In the painful interview between mother and daughter concerning this proposal, Evelyn had no reason to give for her opposition, except that she did not love him. This point Mrs. Mavick skillfully evaded and minimized. Of course she would love him in time. The happiest marriages were founded on social fitness and the judgment of parents, and not on the inexperienced fancies of young girls. And in this case things had gone too far to retreat. Lord Montague's attentions had been too open and undisguised. He had been treated almost as a son by the house. Society looked upon the affair as already settled. Had Evelyn reflected on the mortification that would fall upon her mother if she persisted in her unreasonable attitude? And Mrs. Mavick shed actual tears in thinking upon her own humiliation.

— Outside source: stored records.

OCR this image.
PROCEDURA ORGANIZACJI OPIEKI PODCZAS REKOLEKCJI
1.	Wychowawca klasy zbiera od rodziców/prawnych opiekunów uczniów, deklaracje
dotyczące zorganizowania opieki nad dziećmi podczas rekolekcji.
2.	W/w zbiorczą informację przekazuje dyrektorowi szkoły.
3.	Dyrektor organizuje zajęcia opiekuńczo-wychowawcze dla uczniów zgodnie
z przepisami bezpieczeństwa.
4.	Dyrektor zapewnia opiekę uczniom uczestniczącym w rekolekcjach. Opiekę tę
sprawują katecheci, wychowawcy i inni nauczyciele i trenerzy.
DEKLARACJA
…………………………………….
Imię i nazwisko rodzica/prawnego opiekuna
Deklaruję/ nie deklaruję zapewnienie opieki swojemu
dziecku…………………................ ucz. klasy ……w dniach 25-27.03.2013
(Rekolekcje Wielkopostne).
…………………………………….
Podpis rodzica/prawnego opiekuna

The ball which followed these private events was also a part of Mrs. Mavick's superb tactics. It would be in a way a verification of the public rumors and a definite form of pressure which public expectation would exercise upon the lonely girl.

The splendor of this function is still remembered. There were, however, features in the glowing descriptions of it which need to be mentioned. It was assumed that it was for a purpose, that it was in fact, if not a proclamation, at least an intimation of a new and brilliant Anglo-Saxon alliance. No one asserted that an engagement existed. But the prominent figures in the spectacle were the English lord and the young and beautiful American heiress. There were portraits of both in half-tone. The full names and titles expectant of Lord Montague were given, a history of the dukedom of Tewkesbury and its ancient glory, with the long line of noble names allied to the young lord, who was a social star of the first magnitude, a great traveler, a sportsman of the stalwart race that has the world for its field. ("Poor little Monte," said the managing editor as he passed along these embellishments with his approval.)

On the other hand, the proposed alliance was no fall in dignity or family to the English house. The heiress was the direct descendant of the Eschelles, an old French family, distinguished in camp and court in the glorious days of the Grand Monarch.